A planned Mexican restaurant at the former Stone Bank property in Vineyard Haven has won approval from the Martha’s Vineyard Commission, and now heads to the Tisbury planning board for a 6 p.m. public hearing Wednesday.

The commission was split 7-3 in its Feb. 9 decision, with Ben Robinson, Clarence "Trip" Barnes, Ernest Thomas, Brian Smith, Fred Hancock and chair Joan Malkin voting in favor of allowing a 70-seat outdoor, seasonal eatery at the one-acre site where Santander Bank operated until 2017.

The vote allows developer Sam Dunn to modify his original MVC approval. The commission initially gave its blessing in 2021 for plans to create residential and office condominiums on the property where phonograph magnate William Barry Owen built his fieldstone bank in 1905.

Mr. Dunn needed to come back before the commission for the restaurant proposal.  

The MVC’s approval followed a protracted public hearing that began in December and saw several continuances as commissioners and abutters probed Mr. Dunn’s plans for the restaurant, which is to be owned and operated by seasonal Island resident and Boston restaurateur Patrick Lyons.

Key points of concern for the commission included wastewater, traffic and protecting the public’s longtime right to walk through the property from Main street to Union street.

When Mr. Dunn’s original project was approved a year and a half ago, the Tisbury wastewater plant did not have the capacity for an additional restaurant at the site. But over the past year, the town water department has sealed leaks and cracked down on illicit sewer connections, freeing up more than enough flow to accommodate the restaurant, department head Jared Meader testified in December.

With no customer parking for the restaurant, commissioners agreed that it likely would worsen downtown traffic.

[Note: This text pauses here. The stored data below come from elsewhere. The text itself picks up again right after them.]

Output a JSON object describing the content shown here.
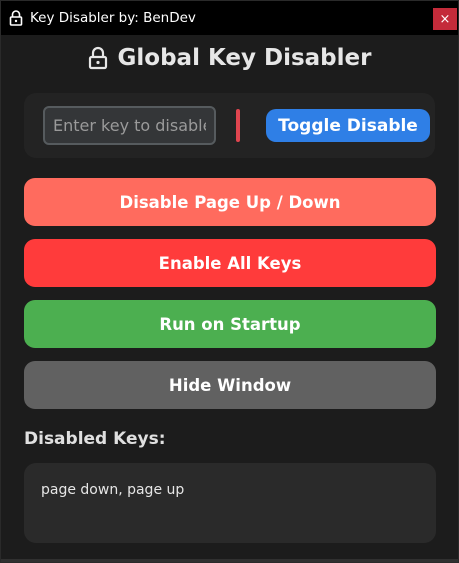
{
  "window": {
    "title": "Key Disabler by: BenDev",
    "close_label": "×"
  },
  "heading": {
    "text": "Global Key Disabler"
  },
  "input_panel": {
    "key_input": {
      "value": "",
      "placeholder": "Enter key to disable, e.g. 'a'"
    },
    "toggle_label": "Toggle Disable"
  },
  "buttons": {
    "page_updown": "Disable Page Up / Down",
    "enable_all": "Enable All Keys",
    "startup": "Run on Startup",
    "hide": "Hide Window"
  },
  "disabled_keys": {
    "label": "Disabled Keys:",
    "text": "page down, page up"
  },
  "colors": {
    "titlebar": "#000000",
    "close": "#c42b3a",
    "toggle": "#2f7fe6",
    "page_updown": "#ff6b5e",
    "enable_all": "#ff3b3b",
    "startup": "#4caf50",
    "hide": "#616161",
    "indicator": "#e0454f"
  }
}
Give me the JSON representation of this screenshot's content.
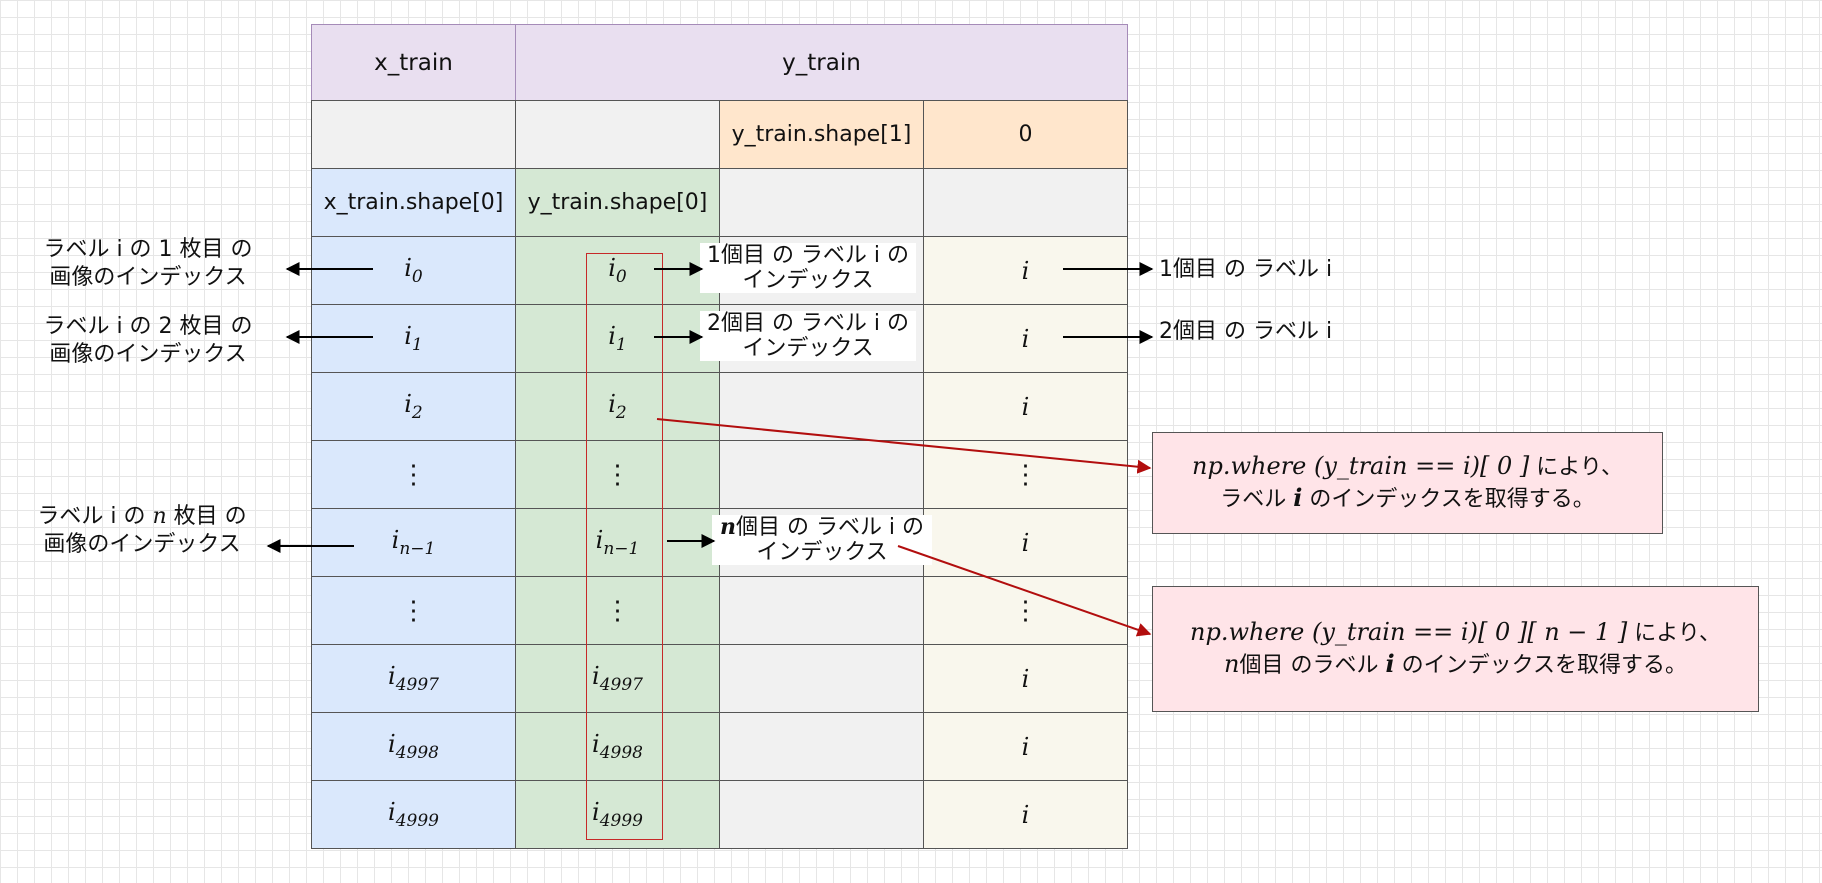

But those voting in its favor said the economic benefit of the business outweighs potential traffic impacts.

“A bustling downtown is a benefit to everybody,” Mr. Robinson said.

He also noted that the public right of way remains in Mr. Dunn’s plans for the site.

“We’ve preserved the historic walking pattern through here,” Mr. Robinson said.

The MVC imposed some conditions on the approval, including a prohibition against propane heaters, but left matters of noise, lighting, business hours and alcohol service to Tisbury officials.

“The MVC doesn’t need to be the fun police,” Mr. Smith said. “Let’s leave it up to the towns.”

Also on Feb. 9, the commission closed its hearing on Big Sky Tents’ application to construct a 27,000-square-foot building at the airport business park and reopened a public hearing on the proposed Stillpoint Meadows humanities education center in West Tisbury.

The Stillpoint hearing will continue March 9, the commission’s next meeting date.